Doctors practice defensive medicine
Part of the challenge of unlearning is that it interrupts the status quo for both physicians and patients. For example, in previous decades, family physicians provided all patients with an annual physical examination and routine blood tests. We thought that this annual check would help detect diseases and improve the health of patients.
Instead, research has shown that annual reviews are very inefficient. They bring no benefit to health, at least for the majority of the healthy population.
But try to convince doctors who have spent years doing these tests – often by reserving 30-minute time slots for their patients and believing they are providing valuable service – to move away from this equally entrenched practice. obsolete.
Studies of the complexity of unlearning among physicians highlight the shame and loss of professional self-esteem that occurs when past practices are abandoned and considered obsolete.
The impact of eliminating old practices is even more powerful in patients. Our culture places a strong emphasis on the "more is better" mantra. Exams, tests and procedures abound.
When doctors refuse to provide care that was previously considered beneficial and important, the response of patients may be strong. As a family doctor, I often tell my patients that I do not do an annual check-up. Most are surprised and some are upset. I would be lying if I said that I did not think about complying with patients' requirements to comfort them and make my job easier.
To further complicate the situation, the overuse of health services allows physicians to protect themselves from malpractice lawsuits. This is called "defensive medicine".
Clinical judgment and reasoning are increasingly being replaced by algorithms. The lack of tests and interventions is increasingly difficult to justify.
But the cost of defensive medicine is incredible. On average, the US health care system spends $ 46 billion on care that has no other purpose than to prevent medical liability.

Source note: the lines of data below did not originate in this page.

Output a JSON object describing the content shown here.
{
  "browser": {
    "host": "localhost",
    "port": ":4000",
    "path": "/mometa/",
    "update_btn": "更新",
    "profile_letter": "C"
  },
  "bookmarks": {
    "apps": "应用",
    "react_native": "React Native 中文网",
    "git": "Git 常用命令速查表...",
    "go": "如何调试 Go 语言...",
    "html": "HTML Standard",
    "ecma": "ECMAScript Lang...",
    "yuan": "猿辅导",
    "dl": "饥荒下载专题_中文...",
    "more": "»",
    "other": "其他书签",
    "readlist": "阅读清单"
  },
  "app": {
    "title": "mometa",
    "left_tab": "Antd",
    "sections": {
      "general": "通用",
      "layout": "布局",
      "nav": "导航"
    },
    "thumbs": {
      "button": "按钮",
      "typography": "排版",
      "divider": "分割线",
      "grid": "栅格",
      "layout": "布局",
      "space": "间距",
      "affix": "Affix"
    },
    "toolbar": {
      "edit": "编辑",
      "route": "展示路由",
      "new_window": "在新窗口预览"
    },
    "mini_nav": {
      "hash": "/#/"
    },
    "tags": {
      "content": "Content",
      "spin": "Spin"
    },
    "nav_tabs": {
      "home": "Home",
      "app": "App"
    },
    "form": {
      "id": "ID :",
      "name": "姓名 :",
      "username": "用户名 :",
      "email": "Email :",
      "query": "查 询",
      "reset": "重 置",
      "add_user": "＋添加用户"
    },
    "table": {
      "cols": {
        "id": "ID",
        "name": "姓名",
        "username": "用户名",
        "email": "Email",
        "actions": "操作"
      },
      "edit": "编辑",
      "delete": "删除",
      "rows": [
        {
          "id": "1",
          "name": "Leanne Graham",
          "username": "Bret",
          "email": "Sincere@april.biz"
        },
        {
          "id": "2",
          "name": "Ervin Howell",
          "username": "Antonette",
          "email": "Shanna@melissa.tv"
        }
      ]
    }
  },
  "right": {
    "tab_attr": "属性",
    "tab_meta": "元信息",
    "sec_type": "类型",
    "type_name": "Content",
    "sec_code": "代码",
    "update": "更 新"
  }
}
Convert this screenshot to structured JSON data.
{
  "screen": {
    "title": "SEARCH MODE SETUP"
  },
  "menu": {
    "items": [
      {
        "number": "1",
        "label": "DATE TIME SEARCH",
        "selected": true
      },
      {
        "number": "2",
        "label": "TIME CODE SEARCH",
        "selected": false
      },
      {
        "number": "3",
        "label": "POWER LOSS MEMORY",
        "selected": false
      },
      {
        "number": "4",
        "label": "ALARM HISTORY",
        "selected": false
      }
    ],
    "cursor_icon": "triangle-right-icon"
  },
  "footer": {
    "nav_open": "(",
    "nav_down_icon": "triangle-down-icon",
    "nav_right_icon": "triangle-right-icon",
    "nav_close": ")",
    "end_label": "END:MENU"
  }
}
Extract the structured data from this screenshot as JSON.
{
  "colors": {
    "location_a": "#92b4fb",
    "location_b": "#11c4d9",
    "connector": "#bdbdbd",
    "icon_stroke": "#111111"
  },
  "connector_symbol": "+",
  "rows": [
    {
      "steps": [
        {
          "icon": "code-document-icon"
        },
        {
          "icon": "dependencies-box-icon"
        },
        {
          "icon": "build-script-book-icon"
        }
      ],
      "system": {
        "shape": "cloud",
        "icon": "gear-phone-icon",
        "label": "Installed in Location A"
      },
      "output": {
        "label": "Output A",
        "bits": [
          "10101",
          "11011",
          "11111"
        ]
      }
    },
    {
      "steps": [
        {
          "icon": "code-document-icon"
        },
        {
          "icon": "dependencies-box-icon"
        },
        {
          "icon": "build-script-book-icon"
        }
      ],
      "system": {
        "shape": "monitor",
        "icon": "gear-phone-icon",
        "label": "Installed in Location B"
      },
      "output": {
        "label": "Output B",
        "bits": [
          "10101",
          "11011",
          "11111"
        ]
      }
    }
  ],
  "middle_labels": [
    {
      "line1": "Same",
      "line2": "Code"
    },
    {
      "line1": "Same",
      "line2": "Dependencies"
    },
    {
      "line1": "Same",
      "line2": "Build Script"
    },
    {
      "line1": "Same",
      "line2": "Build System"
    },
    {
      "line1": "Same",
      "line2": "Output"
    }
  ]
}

Aspirin is not the best option
Initiatives such as the Choosing Wisely international campaign strive to put a stop to low value-added care by educating medical staff and patients about the disadvantages of testing abuse.
The campaign has published lists of low value-added products specific to each medical specialty. It aims to break the culture "that's how it's always been done", dominant in medicine.

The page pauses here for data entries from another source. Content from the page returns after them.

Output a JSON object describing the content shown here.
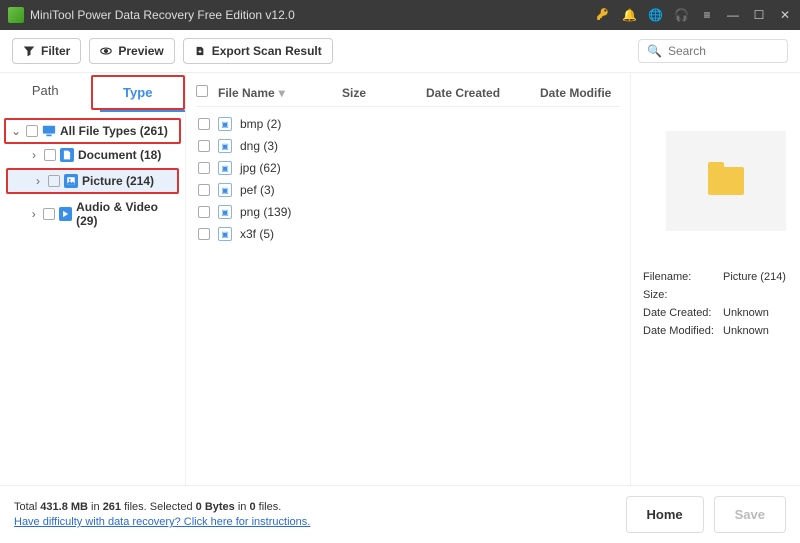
{
  "titlebar": {
    "title": "MiniTool Power Data Recovery Free Edition v12.0"
  },
  "toolbar": {
    "filter": "Filter",
    "preview": "Preview",
    "export": "Export Scan Result",
    "search_placeholder": "Search"
  },
  "tabs": {
    "path": "Path",
    "type": "Type"
  },
  "tree": {
    "root": "All File Types (261)",
    "items": [
      {
        "label": "Document (18)",
        "icon": "doc"
      },
      {
        "label": "Picture (214)",
        "icon": "pic",
        "selected": true
      },
      {
        "label": "Audio & Video (29)",
        "icon": "av"
      }
    ]
  },
  "columns": {
    "name": "File Name",
    "size": "Size",
    "created": "Date Created",
    "modified": "Date Modifie"
  },
  "files": [
    {
      "name": "bmp (2)"
    },
    {
      "name": "dng (3)"
    },
    {
      "name": "jpg (62)"
    },
    {
      "name": "pef (3)"
    },
    {
      "name": "png (139)"
    },
    {
      "name": "x3f (5)"
    }
  ],
  "details": {
    "filename_label": "Filename:",
    "filename": "Picture (214)",
    "size_label": "Size:",
    "size": "",
    "created_label": "Date Created:",
    "created": "Unknown",
    "modified_label": "Date Modified:",
    "modified": "Unknown"
  },
  "footer": {
    "total_prefix": "Total ",
    "total_size": "431.8 MB",
    "in1": " in ",
    "total_files": "261",
    "files_suffix": " files.   Selected ",
    "sel_bytes": "0 Bytes",
    "in2": " in ",
    "sel_files": "0",
    "sel_suffix": " files.",
    "help": "Have difficulty with data recovery? Click here for instructions.",
    "home": "Home",
    "save": "Save"
  }
}
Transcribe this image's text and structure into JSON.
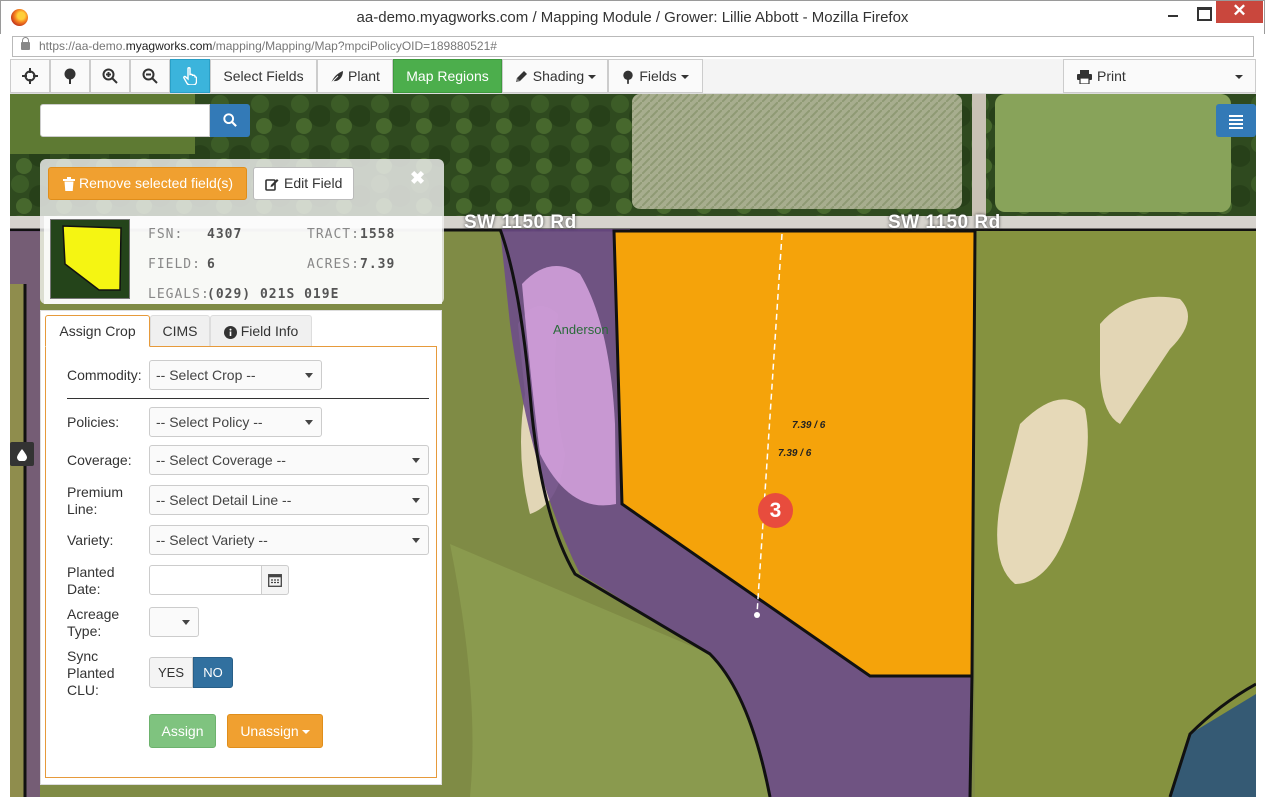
{
  "window": {
    "title": "aa-demo.myagworks.com / Mapping Module / Grower: Lillie Abbott - Mozilla Firefox",
    "close_glyph": "✕"
  },
  "url": {
    "prefix": "https://aa-demo.",
    "domain": "myagworks.com",
    "path": "/mapping/Mapping/Map?mpciPolicyOID=189880521#"
  },
  "toolbar": {
    "select_fields": "Select Fields",
    "plant": "Plant",
    "map_regions": "Map Regions",
    "shading": "Shading",
    "fields": "Fields",
    "print": "Print"
  },
  "map": {
    "road_labels": [
      "SW 1150 Rd",
      "SW 1150 Rd"
    ],
    "poi_label": "Anderson",
    "field_labels": [
      "7.39 / 6",
      "7.39 / 6"
    ],
    "marker_number": "3"
  },
  "panel": {
    "remove_label": "Remove selected field(s)",
    "edit_label": "Edit Field",
    "close_glyph": "✖",
    "info": {
      "fsn_label": "FSN:",
      "fsn_value": "4307",
      "tract_label": "TRACT:",
      "tract_value": "1558",
      "field_label": "FIELD:",
      "field_value": "6",
      "acres_label": "ACRES:",
      "acres_value": "7.39",
      "legals_label": "LEGALS:",
      "legals_value": "(029) 021S 019E"
    },
    "tabs": [
      "Assign Crop",
      "CIMS",
      "Field Info"
    ],
    "form": {
      "commodity_label": "Commodity:",
      "commodity_value": "-- Select Crop --",
      "policies_label": "Policies:",
      "policies_value": "-- Select Policy --",
      "coverage_label": "Coverage:",
      "coverage_value": "-- Select Coverage --",
      "premium_label_1": "Premium",
      "premium_label_2": "Line:",
      "premium_value": "-- Select Detail Line --",
      "variety_label": "Variety:",
      "variety_value": "-- Select Variety --",
      "planted_label_1": "Planted",
      "planted_label_2": "Date:",
      "planted_value": "",
      "acreage_label_1": "Acreage",
      "acreage_label_2": "Type:",
      "acreage_value": "",
      "sync_label_1": "Sync",
      "sync_label_2": "Planted",
      "sync_label_3": "CLU:",
      "yes_label": "YES",
      "no_label": "NO",
      "assign_label": "Assign",
      "unassign_label": "Unassign"
    }
  }
}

Yet, despite the launch of the campaign in 2012, physicians' practice habits have changed little.
While it is clear that for many average-risk patients, aspirin is not the best option to prevent heart attacks, it will be difficult to convince patients, physicians and healthcare administrators to the same thing.
The process of unlearning and disengaging old practices is hindered by a complex mix of emotions, individual expectations, legal responsibility, organizational structure and simple inertia.